Coupled non-parametric shape and moment-based inter-shape pose priors for multiple basal ganglia structure segmentation

Official URL: http://192.168.1.20/record=b1226351 (Table of Contents)

Brain tissue and structure segmentation in magnetic resonance (MR) images is a fundamental problem in clinical studies of brain structure and function. Due to limitations such as low contrast, partial volume effects, and field inhomogeneities, the delineation of subcortical (basal ganglia) structures such as caudate nucleus, putamen, and thalamus from white matter, gray matter and cerebrospinal fluid (CSF) is a very challenging problem. This thesis presents a new method for simultaneous segmentation of multiple brain structures. We formulate the segmentation problem as a maximum a posteriori estimation problem, in which we incorporate statistical prior models on the shapes and relative poses of the structures of interest.

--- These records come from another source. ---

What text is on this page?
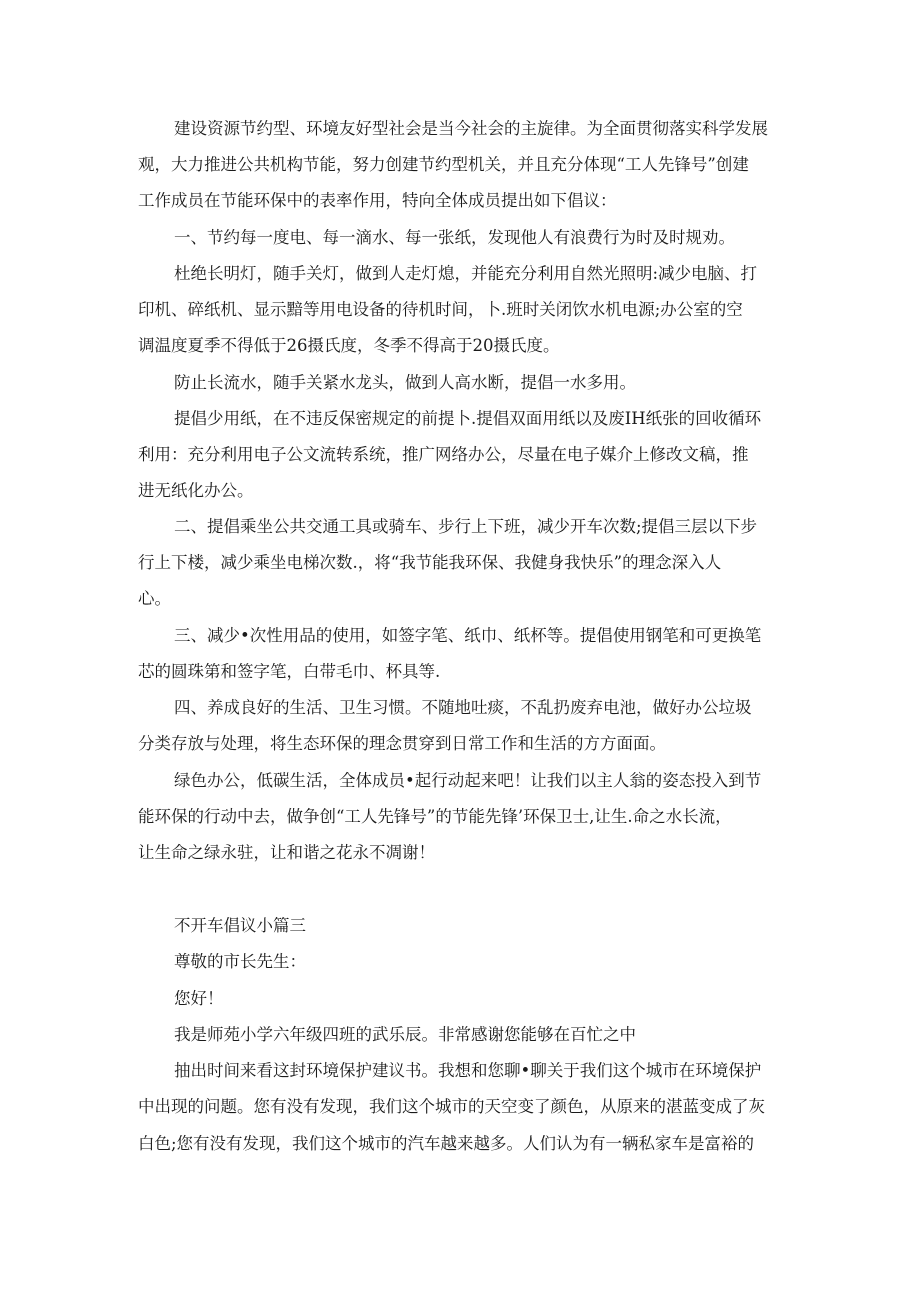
建设资源节约型、环境友好型社会是当今社会的主旋律。为全面贯彻落实科学发展
观，大力推进公共机构节能，努力创建节约型机关，并且充分体现“工人先锋号”创建
工作成员在节能环保中的表率作用，特向全体成员提出如下倡议：
一、节约每一度电、每一滴水、每一张纸，发现他人有浪费行为时及时规劝。
杜绝长明灯，随手关灯，做到人走灯熄，并能充分利用自然光照明:减少电脑、打
印机、碎纸机、显示黯等用电设备的待机时间，卜.班时关闭饮水机电源;办公室的空
调温度夏季不得低于26摄氏度，冬季不得高于20摄氏度。
防止长流水，随手关紧水龙头，做到人高水断，提倡一水多用。
提倡少用纸，在不违反保密规定的前提卜.提倡双面用纸以及废IH纸张的回收循环
利用：充分利用电子公文流转系统，推广网络办公，尽量在电子媒介上修改文稿，推
进无纸化办公。
二、提倡乘坐公共交通工具或骑车、步行上下班，减少开车次数;提倡三层以下步
行上下楼，减少乘坐电梯次数.，将“我节能我环保、我健身我快乐”的理念深入人
心。
三、减少•次性用品的使用，如签字笔、纸巾、纸杯等。提倡使用钢笔和可更换笔
芯的圆珠第和签字笔，白带毛巾、杯具等.
四、养成良好的生活、卫生习惯。不随地吐痰，不乱扔废弃电池，做好办公垃圾
分类存放与处理，将生态环保的理念贯穿到日常工作和生活的方方面面。
绿色办公，低碳生活，全体成员•起行动起来吧！让我们以主人翁的姿态投入到节
能环保的行动中去，做争创“工人先锋号”的节能先锋’环保卫士,让生.命之水长流，
让生命之绿永驻，让和谐之花永不凋谢！
不开车倡议小篇三
尊敬的市长先生：
您好！
我是师苑小学六年级四班的武乐辰。非常感谢您能够在百忙之中
抽出时间来看这封环境保护建议书。我想和您聊•聊关于我们这个城市在环境保护
中出现的问题。您有没有发现，我们这个城市的天空变了颜色，从原来的湛蓝变成了灰
白色;您有没有发现，我们这个城市的汽车越来越多。人们认为有一辆私家车是富裕的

Our method is motivated by the observation that neighboring or coupling structures in medical images generate configurations and co-dependencies which could potentially aid in segmentation if properly exploited. Our coupled shape priors are learned through nonparametric multivariate kernel density estimation based on training data. Relative pose priors are modeled via standard moments. Given this framework, the segmentation problems turns into an optimization problem, which we solve using active contours. We present experimental results on synthetic data as well as on a rich set of real MR images demonstrating the effectiveness of the proposed method in segmenting basal ganglia structures as well as improvements it provides over existing approaches.